Há alguns dias tive a epifania: nunca fiquei tanto tempo, sem abraçar, nem tocar alguém. Mas, peraí, não é exclusividade minha! Assim como eu, milhões (!?) de pessoas, no mundo inteiro, também estão vivendo essa mesmíssima incomum situação: nunca ficaram tantos dias sem contato físico. Estão experimentando essa mesma estranheza que é sentir falta do toque. Sequer um aperto de mão. E agora, privados dos sorrisos, que se escondem atrás de máscaras de pano que contribuem para a não propagação de um vírus letal. Ainda nos restam os olhares, ufa.

Hoje são 44 dias sozinha. Sem gato, nem cachorro. Poucas plantas. Longe 3 mil quilômetros da família de sangue. Numa entressafra de amores.

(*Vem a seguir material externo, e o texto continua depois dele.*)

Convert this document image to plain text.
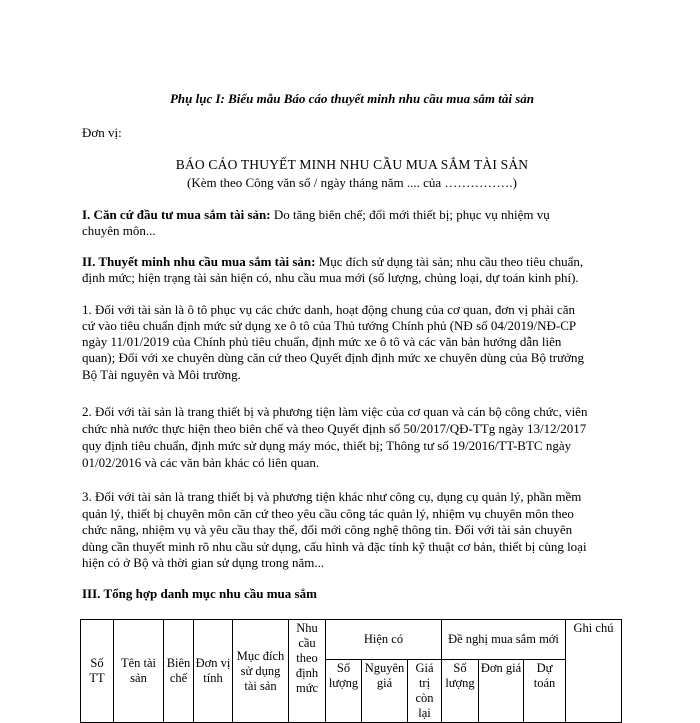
Phụ lục I: Biểu mẫu Báo cáo thuyết minh nhu cầu mua sắm tài sản
Đơn vị:
BÁO CÁO THUYẾT MINH NHU CẦU MUA SẮM TÀI SẢN
(Kèm theo Công văn số / ngày tháng năm .... của …………….)
I. Căn cứ đầu tư mua sắm tài sản: Do tăng biên chế; đổi mới thiết bị; phục vụ nhiệm vụ
chuyên môn...
II. Thuyết minh nhu cầu mua sắm tài sản: Mục đích sử dụng tài sản; nhu cầu theo tiêu chuẩn,
định mức; hiện trạng tài sản hiện có, nhu cầu mua mới (số lượng, chủng loại, dự toán kinh phí).
1. Đối với tài sản là ô tô phục vụ các chức danh, hoạt động chung của cơ quan, đơn vị phải căn
cứ vào tiêu chuẩn định mức sử dụng xe ô tô của Thủ tướng Chính phủ (NĐ số 04/2019/NĐ-CP
ngày 11/01/2019 của Chính phủ tiêu chuẩn, định mức xe ô tô và các văn bản hướng dẫn liên
quan); Đối với xe chuyên dùng căn cứ theo Quyết định định mức xe chuyên dùng của Bộ trưởng
Bộ Tài nguyên và Môi trường.
2. Đối với tài sản là trang thiết bị và phương tiện làm việc của cơ quan và cán bộ công chức, viên
chức nhà nước thực hiện theo biên chế và theo Quyết định số 50/2017/QĐ-TTg ngày 13/12/2017
quy định tiêu chuẩn, định mức sử dụng máy móc, thiết bị; Thông tư số 19/2016/TT-BTC ngày
01/02/2016 và các văn bản khác có liên quan.
3. Đối với tài sản là trang thiết bị và phương tiện khác như công cụ, dụng cụ quản lý, phần mềm
quản lý, thiết bị chuyên môn căn cứ theo yêu cầu công tác quản lý, nhiệm vụ chuyên môn theo
chức năng, nhiệm vụ và yêu cầu thay thế, đổi mới công nghệ thông tin. Đối với tài sản chuyên
dùng cần thuyết minh rõ nhu cầu sử dụng, cấu hình và đặc tính kỹ thuật cơ bản, thiết bị cùng loại
hiện có ở Bộ và thời gian sử dụng trong năm...
III. Tổng hợp danh mục nhu cầu mua sắm
Số TT	Tên tài sản	Biên chế	Đơn vị tính	Mục đích sử dụng tài sản	Nhu cầu theo định mức	Hiện có			Đề nghị mua sắm mới			Ghi chú
						Số lượng	Nguyên giá	Giá trị còn lại	Số lượng	Đơn giá	Dự toán	
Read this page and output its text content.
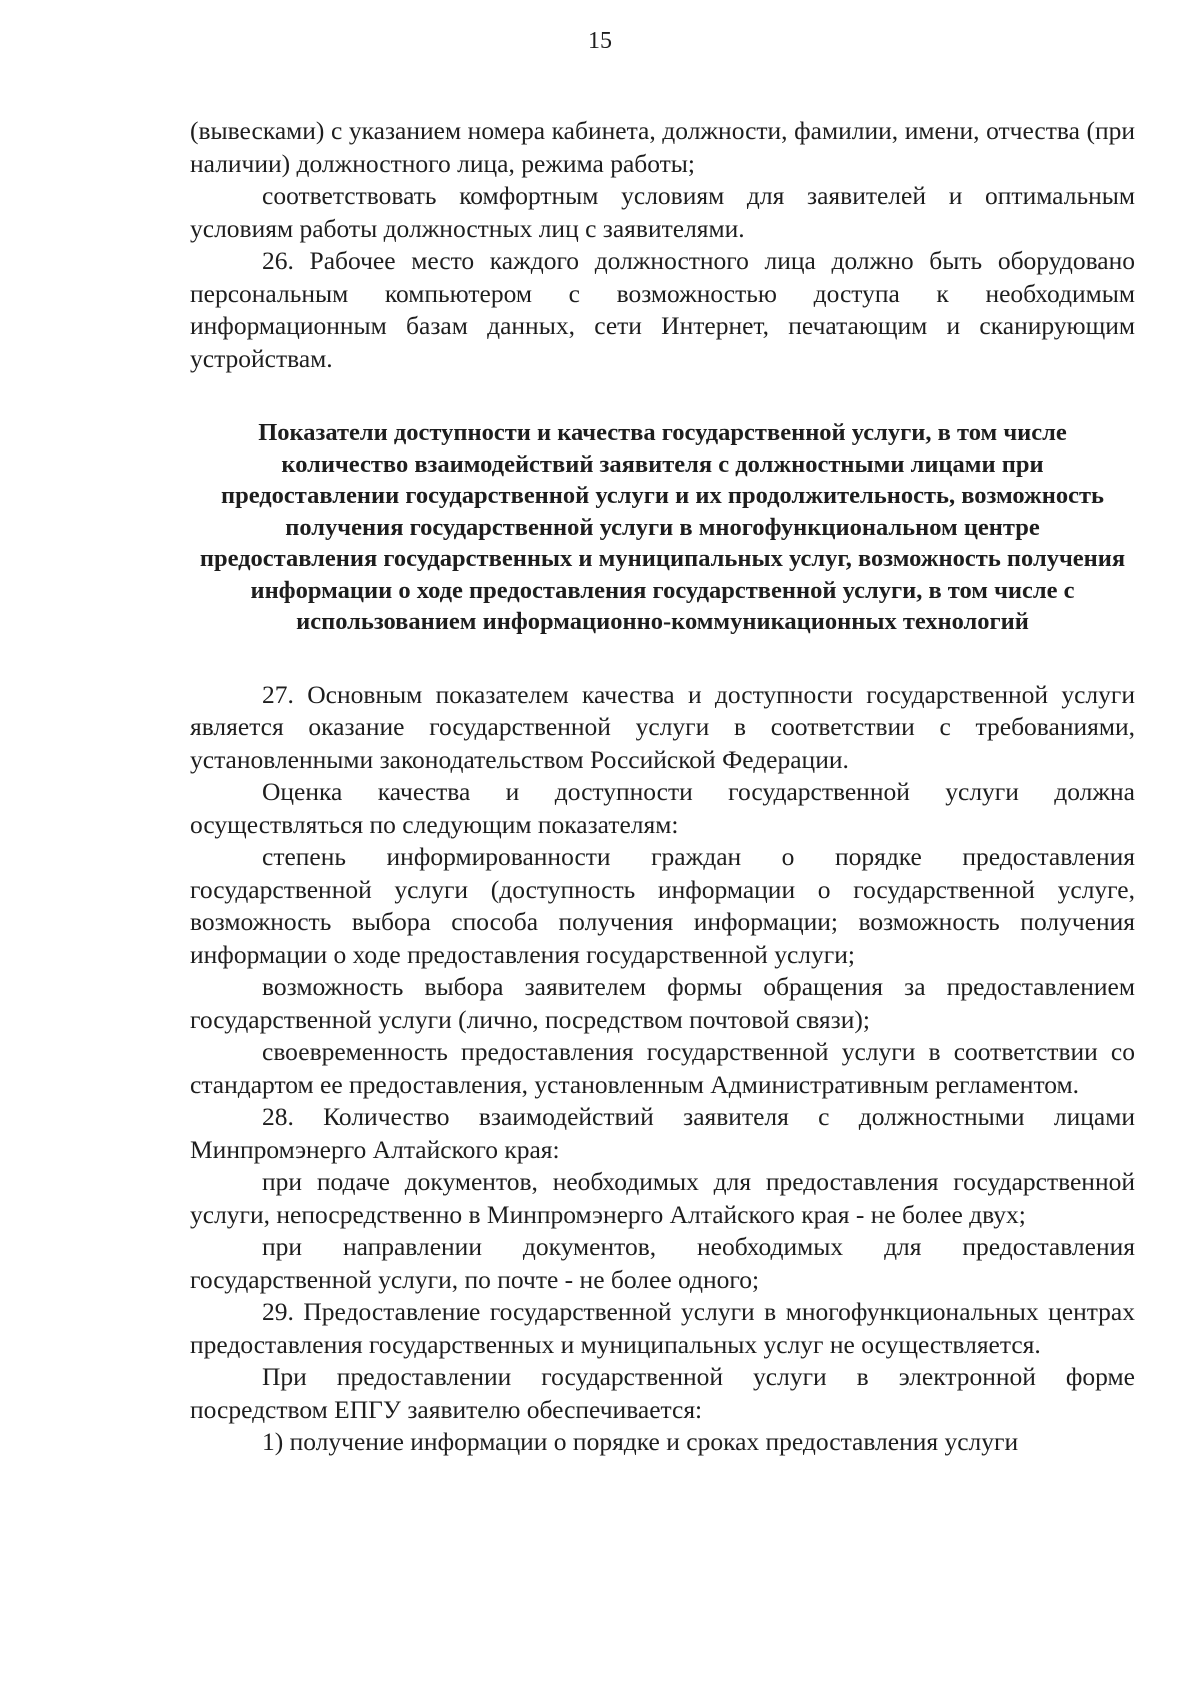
15

(вывесками) с указанием номера кабинета, должности, фамилии, имени, отчества (при наличии) должностного лица, режима работы;

соответствовать комфортным условиям для заявителей и оптимальным условиям работы должностных лиц с заявителями.

26. Рабочее место каждого должностного лица должно быть оборудовано персональным компьютером с возможностью доступа к необходимым информационным базам данных, сети Интернет, печатающим и сканирующим устройствам.

Показатели доступности и качества государственной услуги, в том числе количество взаимодействий заявителя с должностными лицами при предоставлении государственной услуги и их продолжительность, возможность получения государственной услуги в многофункциональном центре предоставления государственных и муниципальных услуг, возможность получения информации о ходе предоставления государственной услуги, в том числе с использованием информационно-коммуникационных технологий

27. Основным показателем качества и доступности государственной услуги является оказание государственной услуги в соответствии с требованиями, установленными законодательством Российской Федерации.

Оценка качества и доступности государственной услуги должна осуществляться по следующим показателям:

степень информированности граждан о порядке предоставления государственной услуги (доступность информации о государственной услуге, возможность выбора способа получения информации; возможность получения информации о ходе предоставления государственной услуги;

возможность выбора заявителем формы обращения за предоставлением государственной услуги (лично, посредством почтовой связи);

своевременность предоставления государственной услуги в соответствии со стандартом ее предоставления, установленным Административным регламентом.

28. Количество взаимодействий заявителя с должностными лицами Минпромэнерго Алтайского края:

при подаче документов, необходимых для предоставления государственной услуги, непосредственно в Минпромэнерго Алтайского края - не более двух;

при направлении документов, необходимых для предоставления государственной услуги, по почте - не более одного;

29. Предоставление государственной услуги в многофункциональных центрах предоставления государственных и муниципальных услуг не осуществляется.

При предоставлении государственной услуги в электронной форме посредством ЕПГУ заявителю обеспечивается:

1) получение информации о порядке и сроках предоставления услуги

Questiono minhas escolhas, meus caminhos, meu auto-exílio voluntário que me trouxe, há 20 anos, a Porto Alegre. Faço um esforço pra lembrar o cheiro que tem o último pescoço que cheirei. Em vão. De palpável: a cama em que durmo, o lençol que estendo, todas as manhãs antes de tomar sol, o chão de madeira em que piso, o álcool volátil que bebo. O celular e o notebook também, tão reais. Dispositivos que se tornaram ponte. Devaneio.

Em dias nublados, como hoje, eu trocaria meus pátios por uma sacada, de onde pudesse enxergar a rua do meu bairro boêmio, sem movimento algum.